Fire Evacuations in the Procedural Areas
Accreditation Monthly
August 5, 2010
When I ask about fire evacuations in procedural areas such as the cardiac cath lab, PACU, same-day surgery, and operating areas, it is disturbing as a consultant to hear that some of these areas don't take part in fire drills because they are in the "middle of cases" when the practices occur. The next question that I ask is, "Where would you evacuate patients in the event of a fire in this area?" Surprisingly, some staff ponder the question or start a discussion with colleagues about the process, which doesn't give me confidence that patients would be evacuated efficiently and effectively in the event of a fire.
The requirement in the Life Safety Code is that everyone who has a role in the fire response plan will be drilled periodically, with that drilling to include relocation of patients (either through simulation or through the use of empty wheelchairs, stretchers, etc.) to adjacent smoke compartments. Additionally, consider The Joint Commission's position: Although the National Patient Safety Goal on surgical fires applies to ambulatory surgery environments, the original Sentinel Event Alert includes all areas in which surgical fire is a risk.

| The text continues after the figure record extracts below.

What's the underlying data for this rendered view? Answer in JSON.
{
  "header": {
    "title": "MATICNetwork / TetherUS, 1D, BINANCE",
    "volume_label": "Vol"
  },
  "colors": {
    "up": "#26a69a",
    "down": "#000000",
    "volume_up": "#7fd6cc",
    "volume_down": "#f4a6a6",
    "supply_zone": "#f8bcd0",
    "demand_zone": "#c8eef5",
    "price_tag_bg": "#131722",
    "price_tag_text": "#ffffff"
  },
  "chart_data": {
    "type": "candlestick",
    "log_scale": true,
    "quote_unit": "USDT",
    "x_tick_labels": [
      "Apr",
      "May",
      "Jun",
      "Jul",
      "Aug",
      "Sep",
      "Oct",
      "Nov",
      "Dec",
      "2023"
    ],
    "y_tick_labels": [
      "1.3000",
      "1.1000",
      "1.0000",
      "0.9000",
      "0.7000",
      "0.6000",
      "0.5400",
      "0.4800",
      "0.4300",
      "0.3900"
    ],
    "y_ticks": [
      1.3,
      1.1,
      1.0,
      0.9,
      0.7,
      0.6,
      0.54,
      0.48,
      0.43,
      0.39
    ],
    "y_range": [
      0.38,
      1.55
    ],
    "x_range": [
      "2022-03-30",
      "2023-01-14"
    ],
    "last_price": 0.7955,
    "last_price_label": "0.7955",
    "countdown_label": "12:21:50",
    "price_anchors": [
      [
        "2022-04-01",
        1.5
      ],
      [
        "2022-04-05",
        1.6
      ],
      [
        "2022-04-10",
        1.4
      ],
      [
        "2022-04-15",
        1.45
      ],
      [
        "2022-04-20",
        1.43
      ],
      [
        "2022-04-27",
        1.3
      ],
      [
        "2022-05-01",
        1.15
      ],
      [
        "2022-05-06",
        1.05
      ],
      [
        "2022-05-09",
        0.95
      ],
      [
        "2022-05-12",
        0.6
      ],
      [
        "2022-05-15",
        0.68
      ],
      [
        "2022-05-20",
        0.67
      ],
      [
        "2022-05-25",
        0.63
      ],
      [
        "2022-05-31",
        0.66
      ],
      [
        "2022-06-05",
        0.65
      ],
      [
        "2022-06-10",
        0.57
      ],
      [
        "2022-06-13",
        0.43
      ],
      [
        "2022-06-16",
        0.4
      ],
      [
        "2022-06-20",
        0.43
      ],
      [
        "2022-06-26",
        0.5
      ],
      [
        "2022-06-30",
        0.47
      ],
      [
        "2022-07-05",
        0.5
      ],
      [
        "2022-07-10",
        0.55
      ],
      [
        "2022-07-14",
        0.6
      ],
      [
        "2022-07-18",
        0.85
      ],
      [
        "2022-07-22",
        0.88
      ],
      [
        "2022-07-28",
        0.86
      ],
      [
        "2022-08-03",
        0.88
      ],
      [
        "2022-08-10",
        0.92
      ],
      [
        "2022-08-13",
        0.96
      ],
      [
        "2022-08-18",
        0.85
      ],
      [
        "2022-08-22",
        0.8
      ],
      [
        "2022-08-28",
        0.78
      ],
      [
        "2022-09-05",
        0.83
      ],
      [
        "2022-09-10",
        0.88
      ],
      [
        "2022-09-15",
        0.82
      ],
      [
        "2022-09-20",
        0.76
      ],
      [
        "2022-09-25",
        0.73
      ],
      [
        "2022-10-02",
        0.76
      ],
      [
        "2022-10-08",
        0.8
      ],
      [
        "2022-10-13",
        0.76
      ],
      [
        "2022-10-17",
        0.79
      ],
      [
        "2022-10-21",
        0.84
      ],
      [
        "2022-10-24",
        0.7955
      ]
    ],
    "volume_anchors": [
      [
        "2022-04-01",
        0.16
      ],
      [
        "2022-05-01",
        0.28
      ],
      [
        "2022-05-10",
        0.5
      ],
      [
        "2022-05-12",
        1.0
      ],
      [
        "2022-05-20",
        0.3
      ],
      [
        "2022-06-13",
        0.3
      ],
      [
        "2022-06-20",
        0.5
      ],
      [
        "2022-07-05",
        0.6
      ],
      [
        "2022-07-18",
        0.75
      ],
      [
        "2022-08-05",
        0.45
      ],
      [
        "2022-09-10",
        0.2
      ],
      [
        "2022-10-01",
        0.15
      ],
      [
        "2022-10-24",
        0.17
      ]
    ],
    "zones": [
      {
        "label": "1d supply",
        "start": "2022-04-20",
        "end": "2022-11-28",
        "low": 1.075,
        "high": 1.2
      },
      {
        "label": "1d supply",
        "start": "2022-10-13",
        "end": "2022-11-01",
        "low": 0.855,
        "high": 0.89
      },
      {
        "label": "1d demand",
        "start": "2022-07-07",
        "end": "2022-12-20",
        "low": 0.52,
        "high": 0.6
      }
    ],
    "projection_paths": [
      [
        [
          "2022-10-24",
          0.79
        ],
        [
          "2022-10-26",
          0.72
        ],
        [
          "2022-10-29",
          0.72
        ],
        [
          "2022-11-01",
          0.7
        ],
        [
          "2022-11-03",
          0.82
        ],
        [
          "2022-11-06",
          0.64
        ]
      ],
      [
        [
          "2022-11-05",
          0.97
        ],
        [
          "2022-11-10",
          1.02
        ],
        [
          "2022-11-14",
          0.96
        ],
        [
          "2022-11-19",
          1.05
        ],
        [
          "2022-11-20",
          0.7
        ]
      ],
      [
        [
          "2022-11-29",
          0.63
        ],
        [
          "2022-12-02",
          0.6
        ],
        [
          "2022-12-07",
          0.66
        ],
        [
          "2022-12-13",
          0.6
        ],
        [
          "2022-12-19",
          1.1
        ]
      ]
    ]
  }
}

Although they can be disruptive, schedule practice evacuations on slower days or times to conduct drills in these locations if you are already not doing so. Some facilities practice moving actual patients to the designated area; this takes a lot of coordination, but in the event of a fire, they should have the process down pat. These simulations can affect your response in life-or-death situations. Consider posting an evacuation map in the area that staff can reference. The bottom line is to make sure you can verify that each patient care area knows where to evacuate patients in an emergency, including a fire.